FyuseNet Neural Network Inference Library

FyuseNet is an OpenGL(ES) based library that allows to run neural networks on GPUs that support OpenGL or OpenGL/ES on a broad spectrum of GPUs from embedded to desktop.

🌟 Key Features:

Compatibility: Runs on desktop, mobile and edge platforms
Lightweight: OpenGL is the only major dependency, no 100s of MB required for GPU accelerator frameworks
Vendor-Agnostic: Enjoy the flexibility of a solution that is made for everyone
WebGL Support: Run inference in WebGL using WebAssembly

License

FyuseNet is published under the MIT, see the LICENSE file in this repository for details.

Building

FyuseNet can be build for different target systems, currently supported are Linux, Windows, MacOS and Android. The build process is orchestrated by cmake, which is available on all supported target platforms of FyuseNet.

Click to expand

Folder Structure

fyusenet
   |-- buildutils           (Folder with helper scripts for the build process)
   |-- data                 (Folder with sample network weights and sample images)
   |-- fyusenet             (Folder that contains the main library source code, including shaders)
   |-- samples              (Folder with sample code for various platforms)
   |-- doxygen              (Doxygen documentation)
   |-- unit_tests           (Folder with unit tests)
   |-- templates            (Templates for cpp and h files)
   |-- CMakeLists.txt       (Root build file)
   |-- LICENSE              (Software license, MIT in our case)
   |-- CONTRIBUTING.md      (Hints and rules for contributing to FyuseNet)
   |-- CODE_OF_CONDUCT.md   (Ground rules)
   '-- README.md            (This file)

Build Configuration

FyuseNet supports a set of build flags for customization purposes on some platforms.
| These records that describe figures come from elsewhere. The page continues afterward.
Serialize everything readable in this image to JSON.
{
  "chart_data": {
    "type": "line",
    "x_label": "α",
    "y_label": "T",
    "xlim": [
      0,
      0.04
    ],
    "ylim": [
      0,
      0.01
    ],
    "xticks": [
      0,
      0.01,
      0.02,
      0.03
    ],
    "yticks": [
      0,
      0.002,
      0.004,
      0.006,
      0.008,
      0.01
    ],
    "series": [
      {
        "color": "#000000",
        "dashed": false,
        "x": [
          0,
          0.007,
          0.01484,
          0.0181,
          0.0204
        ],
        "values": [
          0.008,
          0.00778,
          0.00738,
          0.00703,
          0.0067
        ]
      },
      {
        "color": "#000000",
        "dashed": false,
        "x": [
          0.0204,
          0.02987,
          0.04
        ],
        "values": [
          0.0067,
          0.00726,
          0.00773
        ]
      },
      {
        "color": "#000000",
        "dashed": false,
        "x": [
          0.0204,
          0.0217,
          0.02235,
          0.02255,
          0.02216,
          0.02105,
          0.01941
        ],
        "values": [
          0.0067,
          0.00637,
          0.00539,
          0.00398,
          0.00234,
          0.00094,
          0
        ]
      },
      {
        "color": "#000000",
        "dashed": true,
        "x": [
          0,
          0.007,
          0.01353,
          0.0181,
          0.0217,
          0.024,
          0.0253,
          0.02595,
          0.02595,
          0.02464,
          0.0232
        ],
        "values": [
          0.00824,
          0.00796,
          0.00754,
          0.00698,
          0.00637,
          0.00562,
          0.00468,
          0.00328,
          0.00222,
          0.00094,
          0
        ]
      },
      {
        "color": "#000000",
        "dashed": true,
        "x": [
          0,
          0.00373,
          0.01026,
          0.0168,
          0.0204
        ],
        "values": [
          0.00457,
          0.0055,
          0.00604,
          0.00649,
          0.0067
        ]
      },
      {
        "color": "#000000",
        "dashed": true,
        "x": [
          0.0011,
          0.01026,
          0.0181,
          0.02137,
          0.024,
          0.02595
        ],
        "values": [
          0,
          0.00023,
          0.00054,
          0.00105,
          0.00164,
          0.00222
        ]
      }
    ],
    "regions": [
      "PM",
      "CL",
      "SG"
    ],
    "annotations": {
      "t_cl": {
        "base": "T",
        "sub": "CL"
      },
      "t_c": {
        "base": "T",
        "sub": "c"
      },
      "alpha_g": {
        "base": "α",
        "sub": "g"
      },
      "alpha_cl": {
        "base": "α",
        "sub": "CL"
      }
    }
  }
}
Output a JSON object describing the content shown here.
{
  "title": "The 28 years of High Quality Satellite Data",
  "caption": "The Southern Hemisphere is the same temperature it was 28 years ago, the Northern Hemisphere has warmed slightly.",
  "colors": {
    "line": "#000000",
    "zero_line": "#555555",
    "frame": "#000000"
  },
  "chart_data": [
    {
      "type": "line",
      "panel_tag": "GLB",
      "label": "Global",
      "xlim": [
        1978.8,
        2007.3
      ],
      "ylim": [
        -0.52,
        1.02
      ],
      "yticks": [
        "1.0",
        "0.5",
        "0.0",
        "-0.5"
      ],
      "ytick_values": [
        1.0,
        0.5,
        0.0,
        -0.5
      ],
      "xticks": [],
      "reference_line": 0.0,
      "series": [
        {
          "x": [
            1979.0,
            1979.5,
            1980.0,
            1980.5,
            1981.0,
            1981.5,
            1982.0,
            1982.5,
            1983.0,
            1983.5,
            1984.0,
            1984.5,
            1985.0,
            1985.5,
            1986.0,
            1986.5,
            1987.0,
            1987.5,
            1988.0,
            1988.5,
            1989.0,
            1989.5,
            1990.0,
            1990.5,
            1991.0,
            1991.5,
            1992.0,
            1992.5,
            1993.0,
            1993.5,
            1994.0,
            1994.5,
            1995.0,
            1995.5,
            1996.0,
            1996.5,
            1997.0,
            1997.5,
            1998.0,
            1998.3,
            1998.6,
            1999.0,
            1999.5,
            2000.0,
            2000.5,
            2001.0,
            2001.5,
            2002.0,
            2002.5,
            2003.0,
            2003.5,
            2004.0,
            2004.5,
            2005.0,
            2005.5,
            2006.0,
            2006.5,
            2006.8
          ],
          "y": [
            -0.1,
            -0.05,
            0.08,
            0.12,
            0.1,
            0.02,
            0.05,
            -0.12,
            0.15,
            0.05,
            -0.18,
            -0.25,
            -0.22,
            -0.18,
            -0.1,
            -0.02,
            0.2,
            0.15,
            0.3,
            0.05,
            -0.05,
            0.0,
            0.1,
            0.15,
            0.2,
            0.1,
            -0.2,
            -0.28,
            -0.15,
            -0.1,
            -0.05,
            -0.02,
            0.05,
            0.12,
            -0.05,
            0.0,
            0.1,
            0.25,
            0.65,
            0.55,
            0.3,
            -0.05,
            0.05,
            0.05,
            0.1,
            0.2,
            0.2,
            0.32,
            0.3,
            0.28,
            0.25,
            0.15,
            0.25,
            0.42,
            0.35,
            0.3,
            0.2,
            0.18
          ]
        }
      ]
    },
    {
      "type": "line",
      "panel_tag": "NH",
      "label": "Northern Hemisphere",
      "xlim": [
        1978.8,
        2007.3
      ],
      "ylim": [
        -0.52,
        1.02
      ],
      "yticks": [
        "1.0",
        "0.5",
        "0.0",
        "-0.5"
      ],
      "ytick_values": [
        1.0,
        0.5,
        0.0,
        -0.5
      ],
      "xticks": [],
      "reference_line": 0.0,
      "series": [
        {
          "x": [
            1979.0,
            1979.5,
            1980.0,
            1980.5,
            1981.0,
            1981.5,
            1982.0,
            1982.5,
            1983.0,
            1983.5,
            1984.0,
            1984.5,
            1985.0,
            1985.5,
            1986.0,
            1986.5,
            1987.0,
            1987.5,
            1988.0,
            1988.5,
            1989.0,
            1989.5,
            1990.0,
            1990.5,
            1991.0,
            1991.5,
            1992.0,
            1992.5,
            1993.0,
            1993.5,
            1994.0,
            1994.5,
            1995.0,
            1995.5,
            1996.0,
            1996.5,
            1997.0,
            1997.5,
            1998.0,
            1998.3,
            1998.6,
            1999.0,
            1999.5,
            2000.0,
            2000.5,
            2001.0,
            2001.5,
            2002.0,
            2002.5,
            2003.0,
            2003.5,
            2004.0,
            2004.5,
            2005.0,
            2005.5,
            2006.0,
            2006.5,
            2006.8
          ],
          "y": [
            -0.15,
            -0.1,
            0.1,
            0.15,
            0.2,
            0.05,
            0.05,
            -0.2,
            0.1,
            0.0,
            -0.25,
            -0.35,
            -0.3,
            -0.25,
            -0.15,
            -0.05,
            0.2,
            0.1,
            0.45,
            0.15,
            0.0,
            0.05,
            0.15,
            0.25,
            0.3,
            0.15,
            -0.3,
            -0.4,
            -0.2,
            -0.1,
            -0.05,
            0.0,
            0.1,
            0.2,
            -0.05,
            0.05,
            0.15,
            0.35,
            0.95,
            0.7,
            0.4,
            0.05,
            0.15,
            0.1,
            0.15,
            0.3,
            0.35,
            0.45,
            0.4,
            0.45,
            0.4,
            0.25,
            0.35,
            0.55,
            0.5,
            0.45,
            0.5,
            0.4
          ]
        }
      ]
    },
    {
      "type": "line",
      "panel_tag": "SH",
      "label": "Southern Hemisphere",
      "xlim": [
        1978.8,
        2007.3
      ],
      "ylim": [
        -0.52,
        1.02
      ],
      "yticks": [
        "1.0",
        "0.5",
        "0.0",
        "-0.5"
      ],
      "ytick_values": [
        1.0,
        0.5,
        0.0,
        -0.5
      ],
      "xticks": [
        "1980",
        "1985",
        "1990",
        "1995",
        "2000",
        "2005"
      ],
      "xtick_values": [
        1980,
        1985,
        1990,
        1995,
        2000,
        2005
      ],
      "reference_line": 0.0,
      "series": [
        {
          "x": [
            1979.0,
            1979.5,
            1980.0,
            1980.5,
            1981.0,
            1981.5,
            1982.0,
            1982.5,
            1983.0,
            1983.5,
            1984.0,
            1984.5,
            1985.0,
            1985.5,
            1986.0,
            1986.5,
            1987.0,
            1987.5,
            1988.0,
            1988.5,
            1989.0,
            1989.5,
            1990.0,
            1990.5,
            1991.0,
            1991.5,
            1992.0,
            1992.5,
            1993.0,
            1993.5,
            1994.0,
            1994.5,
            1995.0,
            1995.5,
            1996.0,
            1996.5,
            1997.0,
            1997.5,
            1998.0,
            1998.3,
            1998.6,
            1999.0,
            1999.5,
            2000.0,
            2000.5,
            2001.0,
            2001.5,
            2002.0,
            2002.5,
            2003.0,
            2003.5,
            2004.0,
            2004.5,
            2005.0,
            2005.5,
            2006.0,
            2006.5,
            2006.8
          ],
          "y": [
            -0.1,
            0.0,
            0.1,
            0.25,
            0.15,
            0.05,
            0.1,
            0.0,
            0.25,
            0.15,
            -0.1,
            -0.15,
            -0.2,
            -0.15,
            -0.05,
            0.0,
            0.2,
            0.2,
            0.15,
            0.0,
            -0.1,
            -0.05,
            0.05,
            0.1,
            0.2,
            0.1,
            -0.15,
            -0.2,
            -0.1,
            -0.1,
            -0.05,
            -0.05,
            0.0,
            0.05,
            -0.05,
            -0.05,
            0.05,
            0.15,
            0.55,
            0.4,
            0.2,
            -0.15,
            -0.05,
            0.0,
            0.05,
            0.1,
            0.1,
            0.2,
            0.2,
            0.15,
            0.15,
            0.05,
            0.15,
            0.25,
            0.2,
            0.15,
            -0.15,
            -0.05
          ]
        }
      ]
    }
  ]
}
Aside from the usual flags like compiling in release or debug mode, it allows for compiling different subprojects and enabling/disabling different target environments. The following table lists those build flags, along with their default configuration and notable external dependencies if enabled.

Build Flag	Default	Description	Notable External Dependency	Platforms
USE_EGL	OFF	Use EGL instead of GL	EGL	Linux
USE_GLFW	OFF	Use GLFW instead of desktop GL (on Linux), this is useful when using GL debuggers like NVIDIA nSight on desktop machines	GLFW	Linux
USE_MULTITHREADING	ON	Depending on the build platform multi-threading may be on or off by default. For Linux and Android builds it is `ON`		Linux, Windows, MacOS, Android
BUILD_SAMPLES	ON	Build sample networks		Linux, Windows, WebGL, MacOS, Android
BUILD_TESTS	ON	Build unit tests	GoogleTest	Linux, Windows, MacOS, Android
BUILD_DOCS	OFF	Build doxygen documentation	doxygen	All
HIGH_PRECISION	OFF	Use 32-bit FP buffers instead of 16-bit		All

Build flags can be set on the command line as parameters to the cmake executable. For example:

cmake -DCMAKE_BUILD_TYPE=Release -DBUILD_SAMPLES=ON <path to top-level CMakeLists.txt>

Building for Linux Desktop and MacOS

Click to expand

In order to compile FyuseNet for use on Linux-based desktop systems (also including Linux-based SBCs and MacOS), the following prerequisites must be installed:

Package	Min version	Comment
cmake	3.21.0	Lower version may work, but mileage may vary
python	3.0	Used for shader resource management, not a runtime requirement
g++/clang	-	Any version that supports C++ 17
OpenGL or OpenGL/ES (dev)	GL 4.x / ES 3.x	Header files and runtime libraries of either
doxygen	1.8.17	Only if the documentation shall be built

To compile, change the working directory to the root folder of this repository and create a build folder. Change the working directory to that build folder and determine if desktop GL or embedded GL should be used and whether or not samples or tests should be built. For example, if you want to build for desktop GL in debug mode and also build the samples, the following command (issued from within the build folder) will do the work, assuming the default generator for cmake is Unix Makefiles:

cmake -DCMAKE_BUILD_TYPE=Debug -DBUILD_SAMPLES=ON .. && make

As another example, using embedded GL in release mode and also building the unit-tests, use this command:

cmake -DCMAKE_BUILD_TYPE=Release -DUSE_EGL=ON -DBUILD_SAMPLES=ON -DBUILD_TESTS=ON .. && make

This will build a set of static libraries which can be found in their respective folders (each folder generates a static library) and the main library as a shared object file which can be found in the fyusenet subdirectory after a successful build. The build process will not install the library or header files to a target.

Installing

To install the shared library and header files to the appropriate system folders, use make install to run the build and the installation of the appropriate files to the destination folders. The default installation prefix, which usually is /usr/local on Linux can be changed using the --prefix parameter supplied to the cmake command.

Samples

Please see the README file in the samples directory for more information.

Building for Windows

Click to expand

We recommend to install an integrated development environment such as Visual Studio, Visual Studio Code with MSVC compiler toolset installed, Qt Creator or CLion for compiling FyuseNet on MS Windows machines. These tools usually come bundled with nearly everything you need for compilation. Due to the Python requirement on the shader resource management, you will have to install Python for compilation. We recommend using either Miniconda or Anaconda to this end. The table below lists minimal requirements to compile FyuseNet.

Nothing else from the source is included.